Turkey has been angered by a permit obtained by Rasmus Paludan, a Swedish-Danish politician whose anti-Islamist actions sparked riots across Sweden last year, to stage a protest in front of its embassy in the Swedish capital.
A day after summoning the Swedish ambassador over the issue, Ankara said it was canceling a visit by Sweden’s defense chief that was aimed at overcoming Turkey’s objections to Sweden’s bid to join the NATO military alliance.
“At this point, Swedish Defense Minister Pal Jonson’s visit to Turkey on January 27 has lost its significance and meaning, so we canceled the visit,” Turkish Defense Minister Hulusi Akar said.
Jonson also confirmed the decision to postpone the visit, which he said was made together with Akar at the US air base in Ramstein, Germany, on Friday.
Yesterday I met with my Turkish counterpart Hulusi Akar at the US military base in Ramstein, Germany. We decided then to postpone the planned meeting in Ankara until later. (1/2)

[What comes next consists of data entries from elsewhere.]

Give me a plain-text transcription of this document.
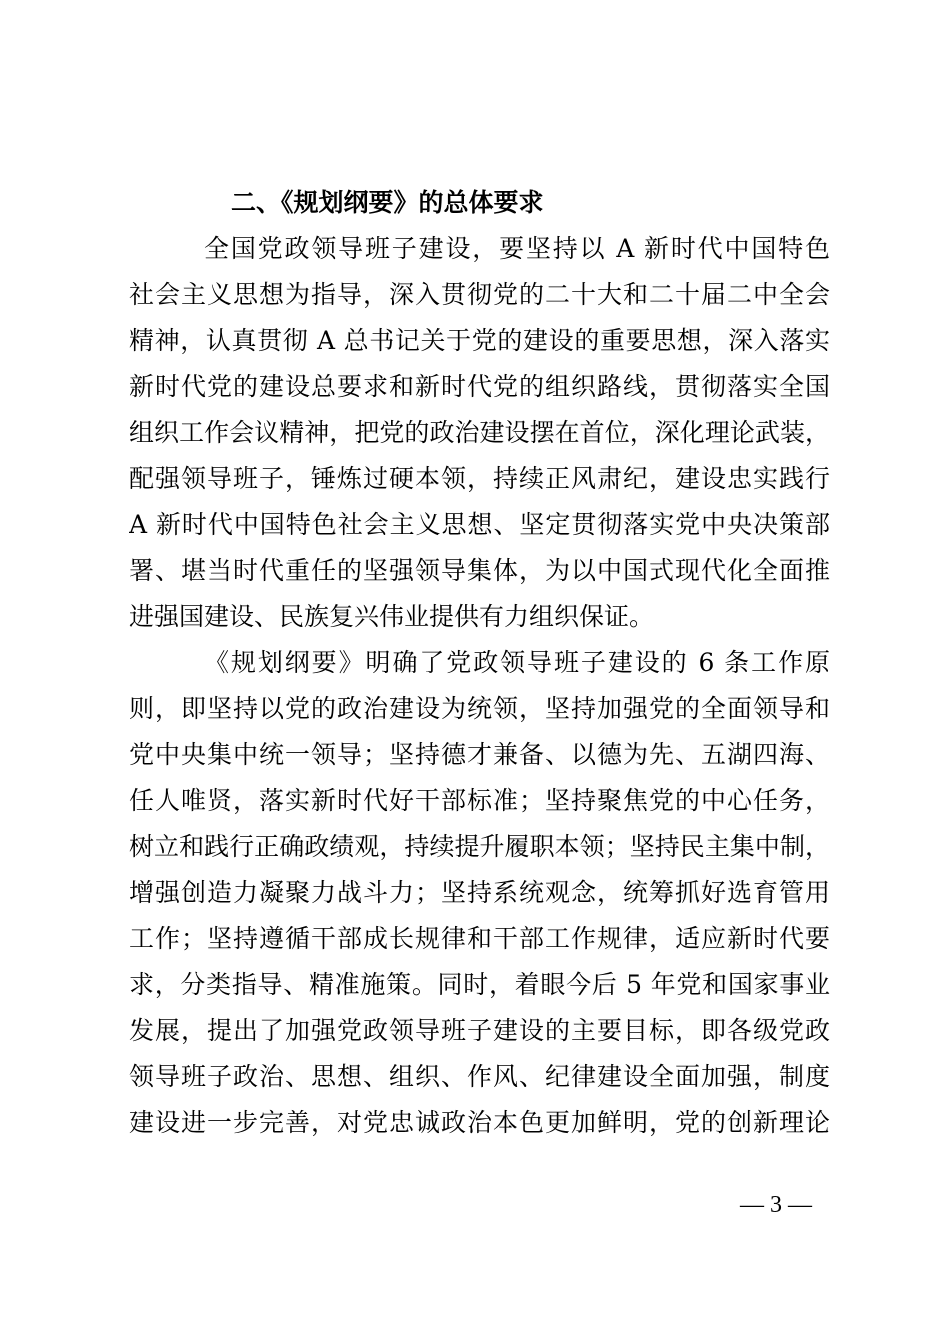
二、《规划纲要》的总体要求
全国党政领导班子建设，要坚持以 A 新时代中国特色
社会主义思想为指导，深入贯彻党的二十大和二十届二中全会
精神，认真贯彻 A 总书记关于党的建设的重要思想，深入落实
新时代党的建设总要求和新时代党的组织路线，贯彻落实全国
组织工作会议精神，把党的政治建设摆在首位，深化理论武装，
配强领导班子，锤炼过硬本领，持续正风肃纪，建设忠实践行
A 新时代中国特色社会主义思想、坚定贯彻落实党中央决策部
署、堪当时代重任的坚强领导集体，为以中国式现代化全面推
进强国建设、民族复兴伟业提供有力组织保证。
《规划纲要》明确了党政领导班子建设的 6 条工作原
则，即坚持以党的政治建设为统领，坚持加强党的全面领导和
党中央集中统一领导；坚持德才兼备、以德为先、五湖四海、
任人唯贤，落实新时代好干部标准；坚持聚焦党的中心任务，
树立和践行正确政绩观，持续提升履职本领；坚持民主集中制，
增强创造力凝聚力战斗力；坚持系统观念，统筹抓好选育管用
工作；坚持遵循干部成长规律和干部工作规律，适应新时代要
求，分类指导、精准施策。同时，着眼今后 5 年党和国家事业
发展，提出了加强党政领导班子建设的主要目标，即各级党政
领导班子政治、思想、组织、作风、纪律建设全面加强，制度
建设进一步完善，对党忠诚政治本色更加鲜明，党的创新理论
— 3 —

— Pål Jonson (@PlJonson) January 21, 2023
“Our relations with Türkiye are very important to Sweden, and we look forward to continuing the dialogue on common security and defence issues at a later date,” he tweeted.
Paludan expressed his intention to “burn the Koran,” Islam’s holy book, during his protest on Saturday.

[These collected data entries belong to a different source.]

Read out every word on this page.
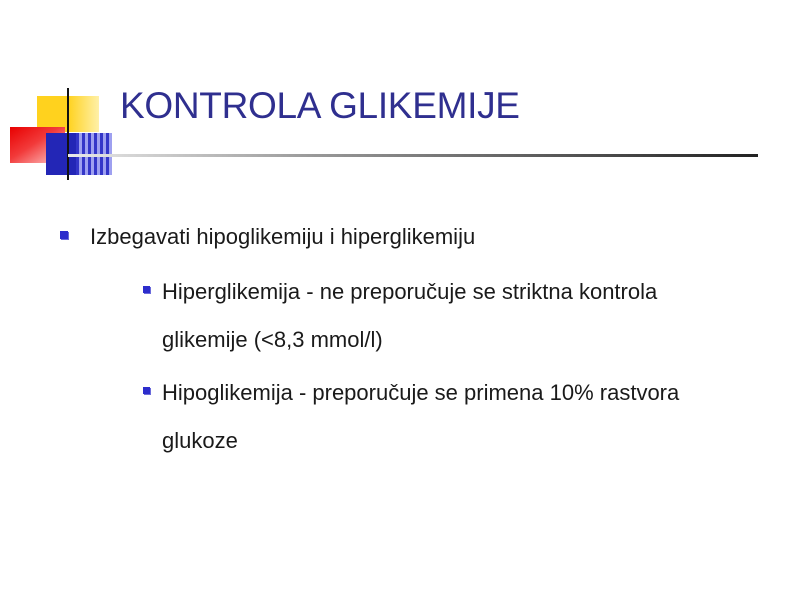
KONTROLA GLIKEMIJE
Izbegavati hipoglikemiju i hiperglikemiju
Hiperglikemija - ne preporučuje se striktna kontrola
glikemije (<8,3 mmol/l)
Hipoglikemija - preporučuje se primena 10% rastvora
glukoze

In April last year, Paludan’s announcement of a Koran burning “tour” for the Muslim holy month of Ramadan sparked riots across Sweden.
Foreign Minister Mevlüt Çavuşoğlu hoped that Swedish authorities would not allow the protest.

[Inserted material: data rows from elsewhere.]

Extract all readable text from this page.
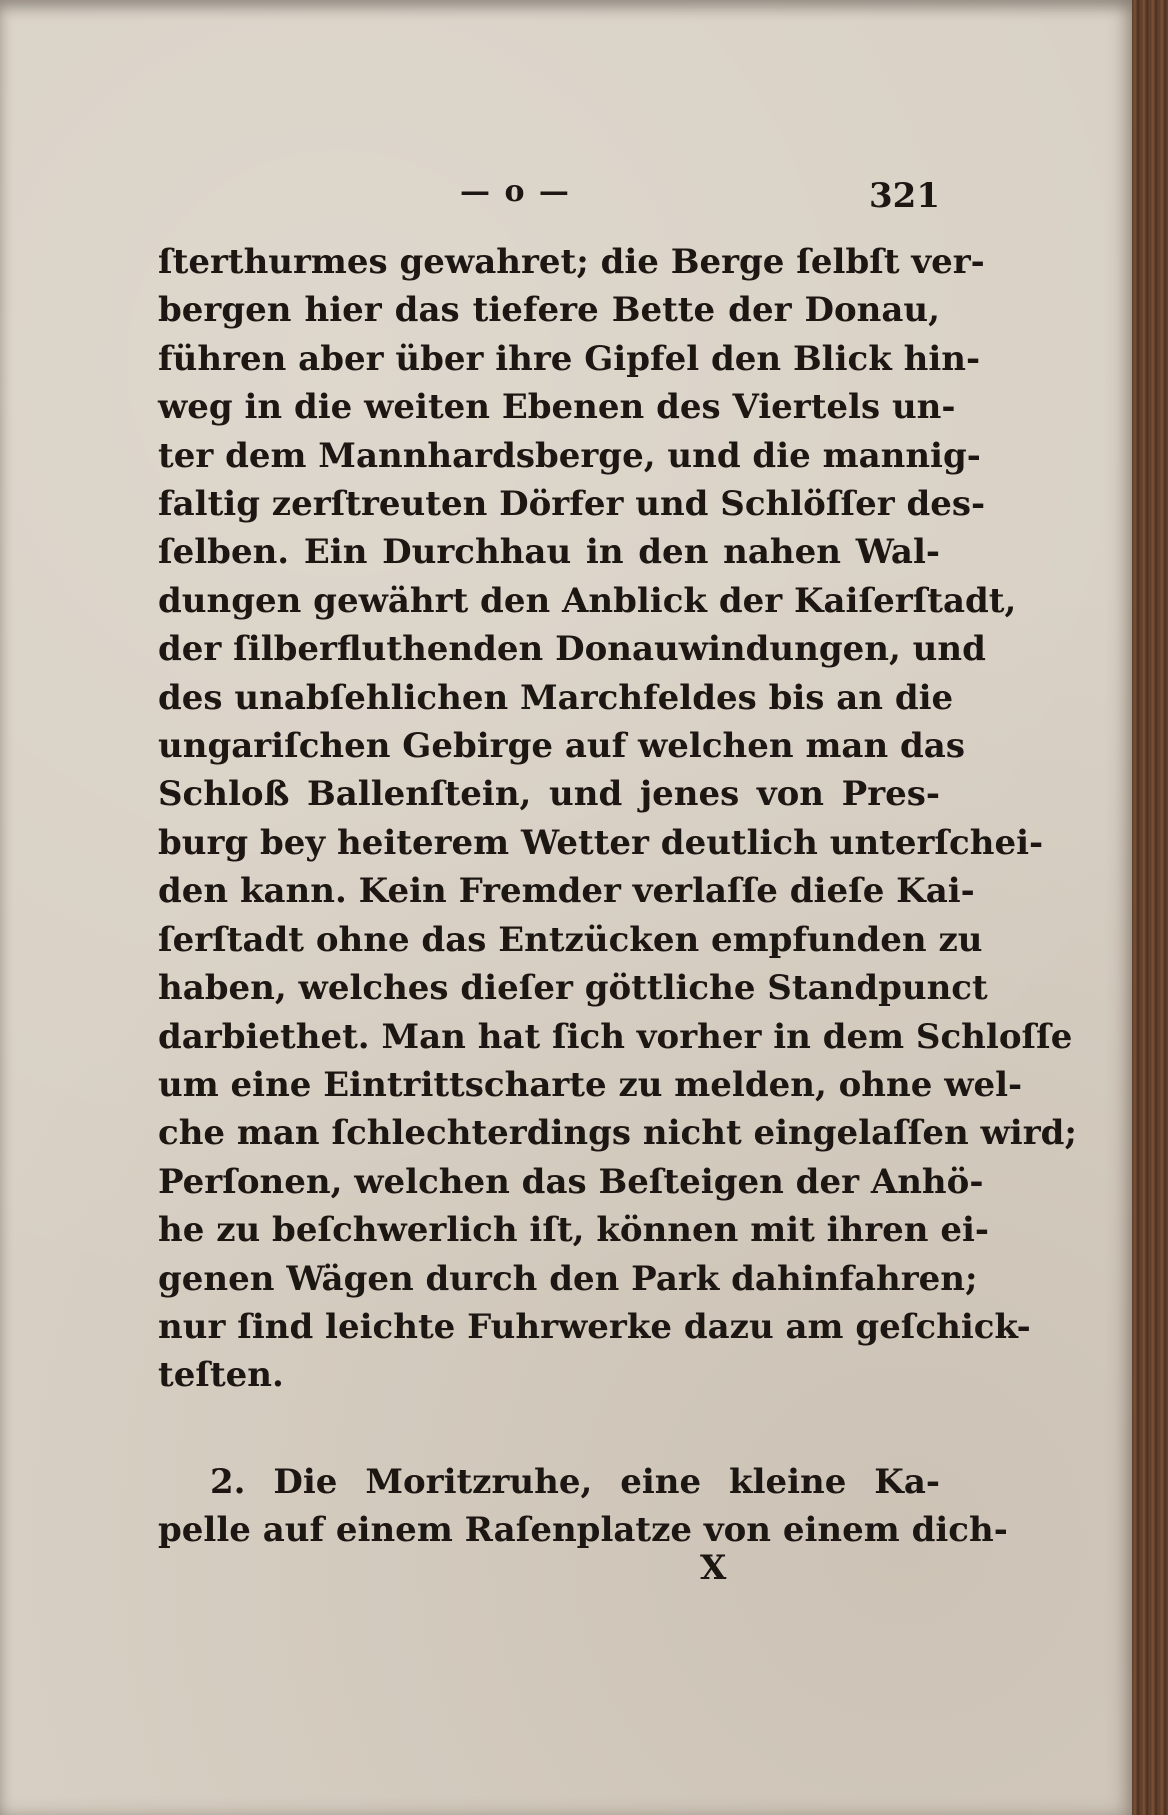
— o —	321
ſterthurmes gewahret; die Berge ſelbſt ver-
bergen hier das tiefere Bette der Donau,
führen aber über ihre Gipfel den Blick hin-
weg in die weiten Ebenen des Viertels un-
ter dem Mannhardsberge, und die mannig-
faltig zerſtreuten Dörfer und Schlöſſer des-
ſelben. Ein Durchhau in den nahen Wal-
dungen gewährt den Anblick der Kaiſerſtadt,
der ſilberfluthenden Donauwindungen, und
des unabſehlichen Marchfeldes bis an die
ungariſchen Gebirge auf welchen man das
Schloß Ballenſtein, und jenes von Pres-
burg bey heiterem Wetter deutlich unterſchei-
den kann. Kein Fremder verlaſſe dieſe Kai-
ſerſtadt ohne das Entzücken empfunden zu
haben, welches dieſer göttliche Standpunct
darbiethet. Man hat ſich vorher in dem Schloſſe
um eine Eintrittscharte zu melden, ohne wel-
che man ſchlechterdings nicht eingelaſſen wird;
Perſonen, welchen das Beſteigen der Anhö-
he zu beſchwerlich iſt, können mit ihren ei-
genen Wägen durch den Park dahinfahren;
nur ſind leichte Fuhrwerke dazu am geſchick-
teſten.
2. Die Moritzruhe, eine kleine Ka-
pelle auf einem Raſenplatze von einem dich-
X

“It’s a racist action, it’s not about freedom of expression,” he said.
Turkish presidential spokesman İbrahim Kalın on Saturday condemned the planned protest, slamming it as a “clear crime of hatred.”
“Allowing this action despite all our warnings is encouraging hate crimes and Islamophobia,” he tweeted.
“The attack on sacred values is not freedom but modern barbarism.”
Turkey had on Friday summoned Sweden’s ambassador to “condemn this provocative action, which is clearly a hate crime — in the strongest terms,” a diplomatic source said.
Foreign ministry officials told the ambassador that Sweden’s permit for the protest under the pretext of defending democratic values was “unacceptable,” the source added.
This is the second time in more than a week that Sweden’s ambassador to Turkey was summoned.
Last week, he was called to answer for a video posted by a Kurdish group in Stockholm that depicted President Recep Tayyip Erdoğan swinging by his legs from a rope.
A tweet by the group Rojava Committee of Sweden compared Erdoğan to Italy’s fascist dictator Benito Mussolini, who was hung upside down after his execution in the closing days of World War II.
Sweden, along with neighboring Finland, needs Turkey’s consent to join NATO.
Both countries dropped decades of military non-alignment last year when they applied to join the Western defense alliance in response to Russia’s invasion of Ukraine.
Ankara says any progress depends on Swedish steps to extradite people it accuses of terrorism or of having played a part in the 2016 coup attempt against Erdoğan.
Turkey also argues that Sweden has not done enough to crack down on Kurdish groups that Ankara views as “terrorists.”